As you can see, the biggest Christmas tree producing areas are New England, the Appalachians, the Upper Midwest, and the Pacific Northwest, though there are farms throughout the country.

The First Night of Hanukkah

This year, Hanukkah starts tonight, December 10, but its start date varies every year. However, this is not the case on the primarily lunar-based Hebrew Calendar, in which Hanukkah starts on the 25th night of the month of Kislev. As a result, the days of Hanukkah vary year-to-year on other calendars, particularly the solar-based Gregorian calendar. It can occur as early as November 28 and as late as December 26.

In 2016, Hannukah began on December 24, Christmas Eve, so Vox author Zachary Crockett created this graphic to show the varying dates on which the first night of Hannukah has taken place from 1900 to 2016:

The Spelling of Hanukkah

Hanukkah is a Hebrew word, so as a result there is no definitive spelling of the word in the Latin alphabet I am using to write this blog post. In Hebrew it is written as חנוכה and pronounced hɑːnəkə in the phonetic alphabet.

According to Encyclopædia Britannica, when transliterating the pronounced word into English writing, the first letter ח, for example, is pronounced like the ch in loch. As a result, 17th century transliterations spell the holiday as Chanukah. However, ח does not sounds like the way ch does when its at the start of an English word, such as in chew, so in the 18th century the spelling Hanukkah became common. However, the H on its own is not quite correct either. More than twenty other spelling variations have been recorded due to various other transliteration issues.

It’s become pretty common to use Google Trends to discover which spellings are most common, and various journalists have explored this in past years. Here is the most recent Google search data comparing the two most commons spellings, Hanukkah and Chanukah going back to 2004:

You can also click this link if you are reading this article after December 2020 and want even more recent data.

As you would expect, the terms are more common every December.
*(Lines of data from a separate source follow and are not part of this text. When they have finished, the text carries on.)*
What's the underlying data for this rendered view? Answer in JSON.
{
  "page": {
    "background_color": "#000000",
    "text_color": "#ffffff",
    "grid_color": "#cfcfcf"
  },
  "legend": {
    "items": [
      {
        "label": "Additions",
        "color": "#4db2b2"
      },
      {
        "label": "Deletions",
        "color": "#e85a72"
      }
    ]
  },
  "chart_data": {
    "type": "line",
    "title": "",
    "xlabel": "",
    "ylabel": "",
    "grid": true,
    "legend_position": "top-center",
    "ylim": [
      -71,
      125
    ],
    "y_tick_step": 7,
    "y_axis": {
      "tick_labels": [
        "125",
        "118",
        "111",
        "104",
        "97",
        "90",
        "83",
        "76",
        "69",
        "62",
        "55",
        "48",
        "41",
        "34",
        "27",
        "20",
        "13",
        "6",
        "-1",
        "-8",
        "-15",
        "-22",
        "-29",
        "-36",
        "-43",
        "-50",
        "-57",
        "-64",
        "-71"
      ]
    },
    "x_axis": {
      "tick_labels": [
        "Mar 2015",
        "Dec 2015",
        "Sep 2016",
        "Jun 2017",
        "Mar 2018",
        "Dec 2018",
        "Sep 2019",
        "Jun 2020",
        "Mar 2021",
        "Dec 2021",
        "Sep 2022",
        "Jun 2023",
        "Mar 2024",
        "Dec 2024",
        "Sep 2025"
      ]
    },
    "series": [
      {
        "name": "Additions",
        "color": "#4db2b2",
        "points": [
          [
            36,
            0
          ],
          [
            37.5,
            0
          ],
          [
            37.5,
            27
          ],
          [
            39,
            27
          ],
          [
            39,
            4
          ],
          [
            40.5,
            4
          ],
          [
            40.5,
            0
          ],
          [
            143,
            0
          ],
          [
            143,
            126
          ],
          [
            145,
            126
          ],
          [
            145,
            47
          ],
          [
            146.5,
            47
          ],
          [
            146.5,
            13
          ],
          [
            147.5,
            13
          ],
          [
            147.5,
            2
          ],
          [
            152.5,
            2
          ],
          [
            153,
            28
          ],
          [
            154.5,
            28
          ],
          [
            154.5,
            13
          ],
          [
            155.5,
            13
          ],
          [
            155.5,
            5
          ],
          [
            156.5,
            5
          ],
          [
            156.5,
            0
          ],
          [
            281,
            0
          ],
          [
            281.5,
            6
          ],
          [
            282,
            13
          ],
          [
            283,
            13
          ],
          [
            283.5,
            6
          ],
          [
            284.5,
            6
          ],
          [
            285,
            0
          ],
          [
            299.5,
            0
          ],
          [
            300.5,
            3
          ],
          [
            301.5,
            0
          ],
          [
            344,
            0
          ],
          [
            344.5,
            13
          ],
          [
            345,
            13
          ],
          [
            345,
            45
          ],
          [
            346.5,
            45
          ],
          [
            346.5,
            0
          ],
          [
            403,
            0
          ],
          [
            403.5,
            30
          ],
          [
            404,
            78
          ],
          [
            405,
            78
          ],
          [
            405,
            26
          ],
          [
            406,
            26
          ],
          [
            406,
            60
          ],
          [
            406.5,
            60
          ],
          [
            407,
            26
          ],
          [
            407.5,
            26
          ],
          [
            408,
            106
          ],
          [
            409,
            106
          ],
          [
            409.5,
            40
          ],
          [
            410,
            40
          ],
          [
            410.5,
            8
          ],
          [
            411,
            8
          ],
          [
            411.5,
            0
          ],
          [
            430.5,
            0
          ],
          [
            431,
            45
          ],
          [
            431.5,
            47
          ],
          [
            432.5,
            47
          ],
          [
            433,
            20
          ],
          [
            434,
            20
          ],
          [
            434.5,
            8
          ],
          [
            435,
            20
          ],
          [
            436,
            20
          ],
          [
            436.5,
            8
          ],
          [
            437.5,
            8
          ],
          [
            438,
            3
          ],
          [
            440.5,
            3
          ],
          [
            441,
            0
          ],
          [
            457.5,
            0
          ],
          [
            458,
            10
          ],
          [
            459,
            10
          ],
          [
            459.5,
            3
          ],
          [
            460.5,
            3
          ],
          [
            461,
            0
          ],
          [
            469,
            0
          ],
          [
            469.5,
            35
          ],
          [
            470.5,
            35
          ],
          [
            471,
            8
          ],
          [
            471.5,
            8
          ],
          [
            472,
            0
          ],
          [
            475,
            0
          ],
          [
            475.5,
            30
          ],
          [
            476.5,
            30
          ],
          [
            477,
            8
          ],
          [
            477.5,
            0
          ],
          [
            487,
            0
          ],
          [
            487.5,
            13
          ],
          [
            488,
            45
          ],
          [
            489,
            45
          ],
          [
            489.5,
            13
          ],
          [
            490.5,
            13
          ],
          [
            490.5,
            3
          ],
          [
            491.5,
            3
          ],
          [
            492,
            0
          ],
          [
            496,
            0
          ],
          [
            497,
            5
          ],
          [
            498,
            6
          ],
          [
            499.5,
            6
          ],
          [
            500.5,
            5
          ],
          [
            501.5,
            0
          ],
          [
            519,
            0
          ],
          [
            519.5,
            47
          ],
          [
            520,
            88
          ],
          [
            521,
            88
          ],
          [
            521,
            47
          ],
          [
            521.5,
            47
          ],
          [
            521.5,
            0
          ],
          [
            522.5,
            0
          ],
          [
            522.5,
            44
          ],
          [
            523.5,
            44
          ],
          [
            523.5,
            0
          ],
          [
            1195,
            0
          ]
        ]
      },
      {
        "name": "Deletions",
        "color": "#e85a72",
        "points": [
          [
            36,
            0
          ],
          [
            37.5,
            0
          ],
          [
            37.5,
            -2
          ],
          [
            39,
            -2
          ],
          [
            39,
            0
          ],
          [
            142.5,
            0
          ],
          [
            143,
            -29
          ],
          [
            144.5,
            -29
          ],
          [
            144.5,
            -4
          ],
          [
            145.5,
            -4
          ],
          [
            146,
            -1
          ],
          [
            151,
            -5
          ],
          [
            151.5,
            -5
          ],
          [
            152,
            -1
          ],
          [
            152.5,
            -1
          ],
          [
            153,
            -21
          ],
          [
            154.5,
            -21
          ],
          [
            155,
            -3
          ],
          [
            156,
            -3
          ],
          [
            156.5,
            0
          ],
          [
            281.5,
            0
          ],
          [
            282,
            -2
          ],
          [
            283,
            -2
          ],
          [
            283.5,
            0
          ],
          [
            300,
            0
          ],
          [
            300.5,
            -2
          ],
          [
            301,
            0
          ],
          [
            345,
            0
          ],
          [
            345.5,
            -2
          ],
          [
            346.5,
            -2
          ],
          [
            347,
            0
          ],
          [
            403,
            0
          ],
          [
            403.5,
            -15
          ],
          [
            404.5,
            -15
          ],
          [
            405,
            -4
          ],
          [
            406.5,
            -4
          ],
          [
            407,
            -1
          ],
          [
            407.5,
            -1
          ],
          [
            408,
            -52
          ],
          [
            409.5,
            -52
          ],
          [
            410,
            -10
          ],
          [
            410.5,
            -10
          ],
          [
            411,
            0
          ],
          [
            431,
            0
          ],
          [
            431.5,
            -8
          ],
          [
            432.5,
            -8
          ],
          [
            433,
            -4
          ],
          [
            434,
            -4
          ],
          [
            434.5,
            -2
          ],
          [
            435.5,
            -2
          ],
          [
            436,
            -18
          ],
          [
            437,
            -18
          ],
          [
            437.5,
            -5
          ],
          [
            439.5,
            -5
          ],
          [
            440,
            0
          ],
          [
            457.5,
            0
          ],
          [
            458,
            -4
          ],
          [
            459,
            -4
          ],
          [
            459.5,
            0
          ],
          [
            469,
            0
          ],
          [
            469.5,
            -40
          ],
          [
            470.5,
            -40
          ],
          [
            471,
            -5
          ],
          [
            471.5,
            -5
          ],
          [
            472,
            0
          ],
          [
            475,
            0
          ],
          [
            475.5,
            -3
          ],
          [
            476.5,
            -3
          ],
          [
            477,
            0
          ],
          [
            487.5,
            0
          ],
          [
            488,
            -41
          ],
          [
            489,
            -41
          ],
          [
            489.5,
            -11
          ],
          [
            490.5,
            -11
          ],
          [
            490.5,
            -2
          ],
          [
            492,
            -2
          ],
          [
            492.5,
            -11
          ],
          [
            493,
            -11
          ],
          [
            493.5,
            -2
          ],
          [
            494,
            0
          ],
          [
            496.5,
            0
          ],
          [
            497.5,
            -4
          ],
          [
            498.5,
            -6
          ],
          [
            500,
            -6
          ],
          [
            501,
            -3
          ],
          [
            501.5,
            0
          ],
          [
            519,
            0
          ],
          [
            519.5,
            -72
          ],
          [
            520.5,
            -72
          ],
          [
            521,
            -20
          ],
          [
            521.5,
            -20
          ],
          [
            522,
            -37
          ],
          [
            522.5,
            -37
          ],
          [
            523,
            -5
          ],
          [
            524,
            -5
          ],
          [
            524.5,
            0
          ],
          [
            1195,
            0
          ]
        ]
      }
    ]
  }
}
It warrants further analysis, but it appears that Chanukah is becoming less common in favor of Hanukkah, possibly reflecting some standardization going on. At some point, the latter may be considered the standard term.

You can also use Google Trends to see what the data looks like for Google searches in Israel:

Again, here is a link to see the most recent version of this data.

In Israel, it also appears as though the Hanukkah spelling is also becoming increasingly common, though early on there were years in which Chanukah was the more popular spelling.


I hope you’ve enjoyed seeing these brief explorations into data analysis related to Christmas and Hanukkah and the quick discoveries we made with them. But more importantly, I hope you have a happy and relaxing holiday season!